# Stupid Opens His Mouth Again



## kwflatbed (Dec 29, 2004)

*Kerry on troops: Back to the future*
By *Boston Herald editorial staff*
Saturday, November 4, 2006

*L*et's grant John Kerry the benefit of the doubt for the moment that he didn't mean to call American troops in Iraq stupid, but intended that assessment instead for the president of the United States. (George Bush's higher grades at Yale notwithstanding.) 

Still the "stuck in Iraq" remark took on a life of its own in large part because of Kerry's own history. Yes, Kerry was a decorated Vietnam War veteran, but one who returned only to disparage as virtual war criminals the fellow soldiers he had so recently left behind in the rice paddies of Southeast Asia. 
This week The Associated Press unearthed another very telling document from Kerry's past - his answers to a 1972 election questionnaire solicited during his first, albeit unsuccessful, bid for Congress.

Asked for his thoughts about the draft, Kerry responded in a manner with which we have become all too familiar, "I am opposed in principle to the concept of a draft.
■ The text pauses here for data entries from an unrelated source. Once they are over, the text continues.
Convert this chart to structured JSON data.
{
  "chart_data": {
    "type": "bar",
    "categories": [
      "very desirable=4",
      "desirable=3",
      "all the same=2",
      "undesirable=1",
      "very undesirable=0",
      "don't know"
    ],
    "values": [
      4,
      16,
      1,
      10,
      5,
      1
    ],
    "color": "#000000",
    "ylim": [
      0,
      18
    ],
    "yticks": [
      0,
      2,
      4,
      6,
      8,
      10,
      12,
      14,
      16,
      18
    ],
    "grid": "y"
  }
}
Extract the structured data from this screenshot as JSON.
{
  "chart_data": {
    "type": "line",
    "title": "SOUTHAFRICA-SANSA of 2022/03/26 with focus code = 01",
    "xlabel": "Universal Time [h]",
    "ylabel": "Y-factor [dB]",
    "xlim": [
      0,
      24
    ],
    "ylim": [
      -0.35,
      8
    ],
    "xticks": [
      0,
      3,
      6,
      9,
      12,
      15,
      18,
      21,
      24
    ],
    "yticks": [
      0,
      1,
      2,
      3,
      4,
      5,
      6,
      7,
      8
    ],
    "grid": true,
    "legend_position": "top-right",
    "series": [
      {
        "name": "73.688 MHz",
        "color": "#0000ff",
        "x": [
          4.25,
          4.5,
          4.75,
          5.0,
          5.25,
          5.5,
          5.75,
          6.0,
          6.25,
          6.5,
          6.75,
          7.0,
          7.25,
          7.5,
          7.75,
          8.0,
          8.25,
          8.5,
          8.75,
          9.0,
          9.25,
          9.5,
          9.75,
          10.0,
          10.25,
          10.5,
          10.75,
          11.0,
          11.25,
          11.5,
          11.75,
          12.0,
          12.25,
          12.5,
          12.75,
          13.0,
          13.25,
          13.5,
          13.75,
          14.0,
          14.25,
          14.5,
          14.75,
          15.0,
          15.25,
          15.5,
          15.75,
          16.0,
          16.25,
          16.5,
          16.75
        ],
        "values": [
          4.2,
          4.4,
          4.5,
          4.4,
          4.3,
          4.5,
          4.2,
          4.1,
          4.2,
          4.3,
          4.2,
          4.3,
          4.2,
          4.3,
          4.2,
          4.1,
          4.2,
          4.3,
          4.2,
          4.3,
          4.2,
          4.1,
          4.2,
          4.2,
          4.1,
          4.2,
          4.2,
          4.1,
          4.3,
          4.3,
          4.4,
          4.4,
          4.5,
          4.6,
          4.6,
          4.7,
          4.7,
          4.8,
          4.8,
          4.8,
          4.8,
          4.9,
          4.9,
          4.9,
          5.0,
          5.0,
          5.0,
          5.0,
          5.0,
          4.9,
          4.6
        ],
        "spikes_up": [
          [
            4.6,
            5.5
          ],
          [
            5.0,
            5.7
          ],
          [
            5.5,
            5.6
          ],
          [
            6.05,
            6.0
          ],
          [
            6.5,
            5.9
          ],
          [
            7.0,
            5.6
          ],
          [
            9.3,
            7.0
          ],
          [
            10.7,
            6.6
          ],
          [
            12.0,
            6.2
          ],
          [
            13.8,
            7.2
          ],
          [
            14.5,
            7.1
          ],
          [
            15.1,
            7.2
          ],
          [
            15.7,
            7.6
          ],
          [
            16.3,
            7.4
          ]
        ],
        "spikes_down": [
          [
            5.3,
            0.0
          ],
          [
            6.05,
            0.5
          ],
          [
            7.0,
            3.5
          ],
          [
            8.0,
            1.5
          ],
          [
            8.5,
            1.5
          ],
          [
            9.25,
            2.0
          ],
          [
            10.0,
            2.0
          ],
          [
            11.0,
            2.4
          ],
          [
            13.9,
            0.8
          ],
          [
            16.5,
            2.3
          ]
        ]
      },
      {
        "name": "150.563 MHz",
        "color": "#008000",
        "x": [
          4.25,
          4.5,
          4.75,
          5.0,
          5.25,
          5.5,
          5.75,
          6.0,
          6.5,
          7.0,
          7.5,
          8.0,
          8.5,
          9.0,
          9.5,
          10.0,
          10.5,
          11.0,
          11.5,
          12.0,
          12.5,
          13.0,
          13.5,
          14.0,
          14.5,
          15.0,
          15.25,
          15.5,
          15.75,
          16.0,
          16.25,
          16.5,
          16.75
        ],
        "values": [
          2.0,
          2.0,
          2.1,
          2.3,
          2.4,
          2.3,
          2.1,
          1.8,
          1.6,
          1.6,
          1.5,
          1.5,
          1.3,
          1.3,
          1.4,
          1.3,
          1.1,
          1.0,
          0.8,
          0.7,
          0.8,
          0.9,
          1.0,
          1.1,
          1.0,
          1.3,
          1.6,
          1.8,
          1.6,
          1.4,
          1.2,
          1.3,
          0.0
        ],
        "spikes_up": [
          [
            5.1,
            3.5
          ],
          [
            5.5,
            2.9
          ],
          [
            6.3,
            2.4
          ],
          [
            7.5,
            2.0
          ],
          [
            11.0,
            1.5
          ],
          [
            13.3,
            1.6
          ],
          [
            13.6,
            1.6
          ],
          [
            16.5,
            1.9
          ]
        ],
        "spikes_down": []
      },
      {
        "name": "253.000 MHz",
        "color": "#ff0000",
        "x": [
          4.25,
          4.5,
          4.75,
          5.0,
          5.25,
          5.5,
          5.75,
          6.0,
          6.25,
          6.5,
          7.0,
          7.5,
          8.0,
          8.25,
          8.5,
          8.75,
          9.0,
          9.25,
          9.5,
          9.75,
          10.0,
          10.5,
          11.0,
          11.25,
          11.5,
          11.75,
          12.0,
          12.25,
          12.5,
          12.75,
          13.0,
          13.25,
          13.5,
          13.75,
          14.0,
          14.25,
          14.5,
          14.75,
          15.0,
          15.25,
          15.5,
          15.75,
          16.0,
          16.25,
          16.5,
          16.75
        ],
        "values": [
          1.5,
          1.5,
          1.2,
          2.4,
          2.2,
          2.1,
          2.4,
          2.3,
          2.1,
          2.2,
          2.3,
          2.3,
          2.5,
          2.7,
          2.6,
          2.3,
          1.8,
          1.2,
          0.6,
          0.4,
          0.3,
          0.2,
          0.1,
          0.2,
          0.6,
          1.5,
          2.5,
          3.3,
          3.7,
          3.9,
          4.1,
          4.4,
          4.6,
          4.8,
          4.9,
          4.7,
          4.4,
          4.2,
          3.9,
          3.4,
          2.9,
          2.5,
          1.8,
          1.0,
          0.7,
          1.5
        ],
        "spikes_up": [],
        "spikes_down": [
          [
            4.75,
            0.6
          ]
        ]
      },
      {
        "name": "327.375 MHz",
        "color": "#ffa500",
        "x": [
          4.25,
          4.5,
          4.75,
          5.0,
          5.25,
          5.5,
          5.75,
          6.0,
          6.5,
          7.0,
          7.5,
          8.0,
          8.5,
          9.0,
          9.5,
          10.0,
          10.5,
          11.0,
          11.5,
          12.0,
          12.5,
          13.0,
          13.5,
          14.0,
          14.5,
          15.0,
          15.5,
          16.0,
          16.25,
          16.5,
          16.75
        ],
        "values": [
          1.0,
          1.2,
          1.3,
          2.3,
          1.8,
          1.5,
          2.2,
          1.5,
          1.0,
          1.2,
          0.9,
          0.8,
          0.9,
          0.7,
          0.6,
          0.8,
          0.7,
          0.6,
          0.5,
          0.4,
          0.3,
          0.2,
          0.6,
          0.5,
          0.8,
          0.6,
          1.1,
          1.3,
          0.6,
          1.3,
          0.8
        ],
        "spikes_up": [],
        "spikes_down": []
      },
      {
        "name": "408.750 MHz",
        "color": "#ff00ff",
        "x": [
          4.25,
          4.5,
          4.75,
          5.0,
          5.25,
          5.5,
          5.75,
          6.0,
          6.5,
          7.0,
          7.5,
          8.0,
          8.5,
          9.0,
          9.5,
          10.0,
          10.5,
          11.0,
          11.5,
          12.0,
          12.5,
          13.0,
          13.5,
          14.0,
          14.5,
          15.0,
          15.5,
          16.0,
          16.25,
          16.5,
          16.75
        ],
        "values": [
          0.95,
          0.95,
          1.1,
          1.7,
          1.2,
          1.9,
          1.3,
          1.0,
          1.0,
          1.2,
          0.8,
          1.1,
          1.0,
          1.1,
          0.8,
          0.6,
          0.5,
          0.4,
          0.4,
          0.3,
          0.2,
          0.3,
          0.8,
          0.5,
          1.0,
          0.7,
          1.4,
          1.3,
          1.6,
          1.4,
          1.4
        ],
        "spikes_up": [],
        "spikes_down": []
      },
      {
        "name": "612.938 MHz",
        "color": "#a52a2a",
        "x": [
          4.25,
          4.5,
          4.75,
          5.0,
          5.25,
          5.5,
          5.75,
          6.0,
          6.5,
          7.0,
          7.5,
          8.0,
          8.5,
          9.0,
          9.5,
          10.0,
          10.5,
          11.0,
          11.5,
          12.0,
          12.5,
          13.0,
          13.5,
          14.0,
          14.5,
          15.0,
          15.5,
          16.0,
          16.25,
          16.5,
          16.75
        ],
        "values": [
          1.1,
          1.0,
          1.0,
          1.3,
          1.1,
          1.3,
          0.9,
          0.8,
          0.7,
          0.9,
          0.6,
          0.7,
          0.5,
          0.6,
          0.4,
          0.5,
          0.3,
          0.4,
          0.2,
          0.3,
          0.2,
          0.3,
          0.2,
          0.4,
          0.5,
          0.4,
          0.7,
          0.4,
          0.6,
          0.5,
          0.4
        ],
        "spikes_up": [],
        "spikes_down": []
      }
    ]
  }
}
But I am opposed also to a volunteer army which given present conditions in this country is, I think a greater anathema." 
Leaving aside the fact that opposing both a draft and a volunteer army would, well, leave the country without a military, Kerry went on to decry why an all-volunteer military - which is what we have today - is so very wrong.

It would, he said, "be an army of the poor and the black and the brown . . . I also fear having a professional army that views the perpetuation of war crimes as simply 'doing its job.' " 
Scary no?

Kerry in 2008? Not real likely.


----------